La tarea consiste en extraer una muestra del casquete de hielo, o «muestras de hielo», explicó la canadiense Caroline Chen, de 23 años, buceadora científica de formación que trabaja como asistente de investigación en la Universidad de Hamburgo.
«A veces, nos golpeamos la cabeza, todavía me tengo que acostumbrar», agregó.
En este «entorno seguro», los buceadores se entrenan para sentirse «seguros cuando son desplegados en la Antártida», o durante una expedición sin edificios calefaccionados ni duchas, recordó el Sr. Wurz.
Habiendo seguido él mismo esta formación iniciada en 2024, luego se unió a una expedición hacia la estación de investigación antártica Scott, ubicada a 1.350 kilómetros del Polo Sur.
«Estamos en un momento realmente crítico, ya que las regiones polares están cambiando muy rápidamente», enfatizó el especialista. «Enormes áreas de hielo se están desprendiendo… algo que nunca había sucedido antes a un ritmo tan rápido».

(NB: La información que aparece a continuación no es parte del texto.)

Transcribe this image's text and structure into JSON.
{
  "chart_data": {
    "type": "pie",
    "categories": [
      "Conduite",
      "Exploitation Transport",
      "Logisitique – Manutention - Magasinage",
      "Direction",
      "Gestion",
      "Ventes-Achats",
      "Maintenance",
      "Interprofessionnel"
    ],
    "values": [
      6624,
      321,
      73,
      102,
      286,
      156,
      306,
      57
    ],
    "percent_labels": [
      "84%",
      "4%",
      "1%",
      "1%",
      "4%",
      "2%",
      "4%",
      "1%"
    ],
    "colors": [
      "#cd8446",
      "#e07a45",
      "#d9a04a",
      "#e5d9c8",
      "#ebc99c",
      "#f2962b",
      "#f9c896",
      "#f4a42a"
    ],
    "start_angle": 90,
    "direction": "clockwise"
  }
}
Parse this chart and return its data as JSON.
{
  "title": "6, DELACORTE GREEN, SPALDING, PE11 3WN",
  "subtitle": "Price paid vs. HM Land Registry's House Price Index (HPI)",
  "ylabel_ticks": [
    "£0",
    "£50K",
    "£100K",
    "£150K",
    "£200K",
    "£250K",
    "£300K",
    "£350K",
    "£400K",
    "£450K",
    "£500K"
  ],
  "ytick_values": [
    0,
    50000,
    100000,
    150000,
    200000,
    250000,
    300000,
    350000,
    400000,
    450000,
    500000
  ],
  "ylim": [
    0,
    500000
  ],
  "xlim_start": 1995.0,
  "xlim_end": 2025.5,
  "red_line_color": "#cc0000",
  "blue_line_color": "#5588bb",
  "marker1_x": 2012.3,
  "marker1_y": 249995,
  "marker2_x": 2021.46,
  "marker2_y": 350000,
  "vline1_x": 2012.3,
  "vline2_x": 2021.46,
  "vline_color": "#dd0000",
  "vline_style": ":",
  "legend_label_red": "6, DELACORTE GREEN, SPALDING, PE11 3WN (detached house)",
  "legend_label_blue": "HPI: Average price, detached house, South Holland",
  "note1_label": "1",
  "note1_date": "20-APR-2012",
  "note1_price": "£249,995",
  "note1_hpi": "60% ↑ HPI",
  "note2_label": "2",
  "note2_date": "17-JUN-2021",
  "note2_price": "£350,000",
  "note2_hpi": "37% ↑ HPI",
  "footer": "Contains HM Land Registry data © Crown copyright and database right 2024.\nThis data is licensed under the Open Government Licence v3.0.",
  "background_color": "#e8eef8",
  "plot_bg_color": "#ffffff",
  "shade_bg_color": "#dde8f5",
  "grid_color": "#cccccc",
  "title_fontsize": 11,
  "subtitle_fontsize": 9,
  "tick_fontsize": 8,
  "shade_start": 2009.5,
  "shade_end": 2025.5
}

Un análisis de datos estadounidenses realizado por la AFP muestra que en marzo, el hielo ártico pudo haber experimentado uno de sus máximos invernales más bajos registrados debido al calentamiento global de origen humano.
«Necesitamos recolectar muestras y datos confiables en estas regiones, ya que son las que evolucionan más rápidamente en el planeta en un océano en calentamiento», declaró el Sr. Wurz.
Saliendo de su buceo, Marta Lukasik describió cómo el sol, atravesando las capas de nieve y hielo, proyectaba rayos en el agua.
«Se necesita ser un poco loco para adentrarse en este entorno. Creo que es el segundo entorno más hostil conocido por el hombre, después del vacío espacial», dijo Ruari Buijs.